Allerdings sind die russischen Argumente völkerrechtlich heftig umstritten. Nach Angaben aus Moskau verletzten die drei ukrainischen Schiffe, die aus Odessa kamen, schon auf der Fahrt durchs Schwarze Meer ständig die russische Zwölf-Meilen-Zone vor der Küste der Krim. Jedoch erkennen weder die Ukraine noch die große Mehrheit der UN-Mitgliedsstaaten die Annexion der Halbinsel durch Russland an, also auch nicht seinen Anspruch auf die Hoheit über die dortigen Ufergewässer. Außerdem unterzeichneten beide Länder 2003 einen Vertrag über die gemeinsame Nutzung des Asowschen Meers. Dort heißt es: „Handels- und Kriegsschiffe (…) unter der Flagge Russlands oder der Ukraine (…) besitzen im Asowschen Meer und in der Straße von Kertsch das Recht auf freie Schifffahrt.“Auch die Moskauer Zeitung „Kommersant“konstatiert, dass die ukrainischen Schiffe demnach Anspruch auf ungehinderten Zugang durch die Meerenge ins Asowsche Meer gehabt hätten.

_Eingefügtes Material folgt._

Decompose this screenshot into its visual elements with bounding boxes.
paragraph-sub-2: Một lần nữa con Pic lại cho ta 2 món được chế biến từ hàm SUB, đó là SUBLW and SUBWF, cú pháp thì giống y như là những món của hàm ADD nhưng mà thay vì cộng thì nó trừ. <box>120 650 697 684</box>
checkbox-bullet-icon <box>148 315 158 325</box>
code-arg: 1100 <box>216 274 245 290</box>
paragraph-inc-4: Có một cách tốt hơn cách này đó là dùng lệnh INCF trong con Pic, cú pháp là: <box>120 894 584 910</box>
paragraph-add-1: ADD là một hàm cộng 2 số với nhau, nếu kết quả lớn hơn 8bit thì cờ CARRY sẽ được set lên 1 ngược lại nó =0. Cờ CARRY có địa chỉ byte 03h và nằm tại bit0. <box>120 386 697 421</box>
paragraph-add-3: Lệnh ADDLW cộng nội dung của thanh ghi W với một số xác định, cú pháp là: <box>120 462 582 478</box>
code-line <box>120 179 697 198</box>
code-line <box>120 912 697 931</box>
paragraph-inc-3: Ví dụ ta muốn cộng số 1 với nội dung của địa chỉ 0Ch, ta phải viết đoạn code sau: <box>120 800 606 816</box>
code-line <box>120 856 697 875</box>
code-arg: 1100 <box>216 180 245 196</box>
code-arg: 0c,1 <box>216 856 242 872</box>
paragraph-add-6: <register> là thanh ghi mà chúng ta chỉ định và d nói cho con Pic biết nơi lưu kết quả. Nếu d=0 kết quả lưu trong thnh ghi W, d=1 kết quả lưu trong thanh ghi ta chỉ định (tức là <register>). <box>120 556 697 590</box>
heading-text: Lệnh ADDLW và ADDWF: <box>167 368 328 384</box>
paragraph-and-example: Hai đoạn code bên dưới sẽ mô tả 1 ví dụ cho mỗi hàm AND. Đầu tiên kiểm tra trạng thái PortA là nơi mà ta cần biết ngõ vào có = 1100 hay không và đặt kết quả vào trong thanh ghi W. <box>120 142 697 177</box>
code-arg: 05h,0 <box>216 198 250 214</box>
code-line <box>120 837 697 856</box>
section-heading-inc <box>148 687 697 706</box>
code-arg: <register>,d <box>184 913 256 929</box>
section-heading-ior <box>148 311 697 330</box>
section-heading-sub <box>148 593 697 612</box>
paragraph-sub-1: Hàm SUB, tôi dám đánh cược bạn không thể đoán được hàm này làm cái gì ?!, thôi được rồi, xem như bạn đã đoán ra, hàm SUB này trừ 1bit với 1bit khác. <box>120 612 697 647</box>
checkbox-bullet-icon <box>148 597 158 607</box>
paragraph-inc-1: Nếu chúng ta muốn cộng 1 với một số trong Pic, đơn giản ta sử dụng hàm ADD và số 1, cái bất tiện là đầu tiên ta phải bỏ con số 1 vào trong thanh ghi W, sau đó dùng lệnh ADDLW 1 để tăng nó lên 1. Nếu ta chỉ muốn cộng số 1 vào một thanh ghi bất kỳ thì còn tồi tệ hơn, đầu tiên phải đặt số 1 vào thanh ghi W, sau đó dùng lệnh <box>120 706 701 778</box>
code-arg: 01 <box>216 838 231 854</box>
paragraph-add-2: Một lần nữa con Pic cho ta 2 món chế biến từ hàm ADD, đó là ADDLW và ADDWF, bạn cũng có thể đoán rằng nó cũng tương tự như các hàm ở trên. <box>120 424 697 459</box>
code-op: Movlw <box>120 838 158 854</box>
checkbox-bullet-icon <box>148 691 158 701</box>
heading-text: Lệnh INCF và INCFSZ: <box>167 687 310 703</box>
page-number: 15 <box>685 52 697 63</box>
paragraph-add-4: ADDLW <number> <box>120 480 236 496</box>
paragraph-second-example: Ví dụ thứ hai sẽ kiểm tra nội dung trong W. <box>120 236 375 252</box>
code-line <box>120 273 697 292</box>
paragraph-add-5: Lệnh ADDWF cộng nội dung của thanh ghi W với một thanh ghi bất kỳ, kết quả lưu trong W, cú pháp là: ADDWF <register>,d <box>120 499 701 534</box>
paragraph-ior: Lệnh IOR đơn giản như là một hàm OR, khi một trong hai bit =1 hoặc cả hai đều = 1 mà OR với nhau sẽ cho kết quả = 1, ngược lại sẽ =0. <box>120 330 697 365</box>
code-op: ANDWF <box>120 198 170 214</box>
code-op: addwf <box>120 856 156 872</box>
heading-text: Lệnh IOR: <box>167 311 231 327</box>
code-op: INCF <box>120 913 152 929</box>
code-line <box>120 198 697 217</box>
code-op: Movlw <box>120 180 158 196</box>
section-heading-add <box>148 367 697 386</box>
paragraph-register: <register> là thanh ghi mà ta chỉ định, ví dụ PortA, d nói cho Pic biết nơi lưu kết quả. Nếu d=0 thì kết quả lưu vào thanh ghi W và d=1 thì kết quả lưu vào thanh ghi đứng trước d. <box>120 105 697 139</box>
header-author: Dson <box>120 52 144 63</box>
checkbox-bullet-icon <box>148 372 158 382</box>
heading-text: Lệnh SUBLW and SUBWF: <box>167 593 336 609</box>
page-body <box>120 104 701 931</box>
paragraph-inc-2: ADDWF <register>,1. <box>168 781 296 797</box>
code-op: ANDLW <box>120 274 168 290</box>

Die ukrainische Regierung übte scharfe Kritik an dem Vorgehen Moskaus. „Russland provoziert, um die Ukraine zu destabilisieren“, sagte der Politische Direktor im ukrainischen Außenministerium, Oleksii Makeiev, unserer Redaktion. Der Kreml wolle vor den ukrainischen Präsidentschaftswahlen im März und den Parlamentswahlen im Herbst Unruhe schüren. Es sei mit weiteren Provokationen Moskaus zu rechnen. Makeiev sprach sich für eine militärische Präsenz der Nato im Schwarzen Meer aus – etwa durch Schiffe der Nato-Mitgliedsstaaten Türkei, Bulgarien oder Rumänien. Zudem sollten die Sanktionen der EU und der USA gegen Russland verschärft werden. „Präsident Wladimir Putin versteht nur die Sprache des Drucks“, so der Diplomat. Westliche Beobachter sehen einen weiteren Grund für die Aktionen des Kremlchefs. Sie verweisen auf eine Umfrage des unabhängigen Moskauer Lewada-Meinungsforschungszentrums. Demnach sind 33 Prozent der Russen mit Putins Politik nicht mehr zufrieden – der negativste Wert seit der Krim-Annexion im März 2014.
Die Bundesregierung rief zur Zurückhaltung auf. Außenminister Heiko Maas (SPD) sagte: „Die Entwicklungen rund um das Asowsche Meer sind sehr besorgniserregend. Es ist nicht akzeptabel, dass es dort eine Blockade durch Russland gibt.“Bundeskanzlerin Angela Merkel (CDU) telefonierte mit dem ukrainischen Präsidenten Poroschenko. Die Kanzlerin habe ihre Besorgnis über die Lage geäußert, sagte Regierungssprecher Steffen Seibert. Nun seien Deeskalation und Dialog nötig.